I noticed—with more than a little pride—that I hadn’t been on the receiving end of any of those notes. Those same notes gave me the feeling that the two green-shirt rookies might not end up on the roster.

“I can’t fucking keep up with you,” Forrester muttered as our skates hit the rubberized floor that led to the locker room. “I could skate you under the table last year. What the hell did you do? Make a deal with the devil?”

“If by make a deal, you mean spend at least three hours a day skating sprints and doing endurance training, then yes, yes I did.”

“Do you ever sleep?” he questioned, exasperated.

I put a hand on his jersey and stopped him just shy of the locker room door as the rest of the team funneled past.

“What?” he asked, not impudent, just...wary.

“What round did you get drafted in?” I asked.

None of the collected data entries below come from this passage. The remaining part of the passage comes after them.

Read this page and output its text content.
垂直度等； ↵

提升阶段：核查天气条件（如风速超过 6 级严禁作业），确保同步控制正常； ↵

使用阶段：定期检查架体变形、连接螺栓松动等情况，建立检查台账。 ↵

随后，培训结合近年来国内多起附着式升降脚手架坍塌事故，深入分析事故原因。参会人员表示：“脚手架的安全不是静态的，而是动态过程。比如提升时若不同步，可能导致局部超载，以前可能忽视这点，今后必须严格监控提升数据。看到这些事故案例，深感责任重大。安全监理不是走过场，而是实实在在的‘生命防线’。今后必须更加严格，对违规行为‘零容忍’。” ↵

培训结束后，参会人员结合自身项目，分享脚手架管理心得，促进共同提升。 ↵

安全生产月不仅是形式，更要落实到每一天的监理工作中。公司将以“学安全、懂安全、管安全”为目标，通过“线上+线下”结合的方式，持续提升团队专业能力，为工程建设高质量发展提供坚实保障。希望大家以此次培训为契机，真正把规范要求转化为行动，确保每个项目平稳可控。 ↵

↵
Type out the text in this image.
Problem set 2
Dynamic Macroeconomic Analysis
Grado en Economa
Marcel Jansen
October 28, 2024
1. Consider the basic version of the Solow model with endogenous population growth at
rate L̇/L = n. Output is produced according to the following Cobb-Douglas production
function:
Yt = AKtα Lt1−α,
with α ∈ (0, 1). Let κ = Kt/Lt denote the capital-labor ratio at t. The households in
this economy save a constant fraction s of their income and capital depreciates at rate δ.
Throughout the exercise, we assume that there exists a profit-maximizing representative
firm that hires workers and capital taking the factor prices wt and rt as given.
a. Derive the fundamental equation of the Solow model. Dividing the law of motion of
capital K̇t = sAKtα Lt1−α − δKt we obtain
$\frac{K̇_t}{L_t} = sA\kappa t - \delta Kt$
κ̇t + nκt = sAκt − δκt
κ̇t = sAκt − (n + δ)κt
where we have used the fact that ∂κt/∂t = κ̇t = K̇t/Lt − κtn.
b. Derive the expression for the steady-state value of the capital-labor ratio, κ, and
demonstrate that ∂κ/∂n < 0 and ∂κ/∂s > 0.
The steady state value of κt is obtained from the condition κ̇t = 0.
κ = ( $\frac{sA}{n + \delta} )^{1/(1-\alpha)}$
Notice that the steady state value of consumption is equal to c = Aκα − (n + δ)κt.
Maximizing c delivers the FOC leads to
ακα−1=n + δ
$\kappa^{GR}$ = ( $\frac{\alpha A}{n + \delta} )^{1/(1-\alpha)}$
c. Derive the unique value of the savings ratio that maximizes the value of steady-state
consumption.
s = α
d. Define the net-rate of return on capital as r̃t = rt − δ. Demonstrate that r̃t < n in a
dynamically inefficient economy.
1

“Second. Let me guess, you went first?”

Okay, now his tone was nasty.

“No, asshole. I spent years in the minors. Years. I clawed my way up here with blood and sweat while you glided in on your talent. You want the honest answer on how I beat you today?” I unsnapped my helmet and ripped it off.

“Yeah, I do.”

“I’m faster because I’m willing to work harder when you’re not even working. Period.”

He rolled his eyes. “Thanks. I appreciate all the advice.”

“I’m being serious, Forrester. You’ve got more talent than I do. By the end of the season, you’ll be outskating me every day. But I work harder because I have to. That jersey on your back isn’t a given. You can lose it at any moment. The difference between us is that I already know that and you’re just now learning. You want to keep that jersey? Get used to earning it every single day.”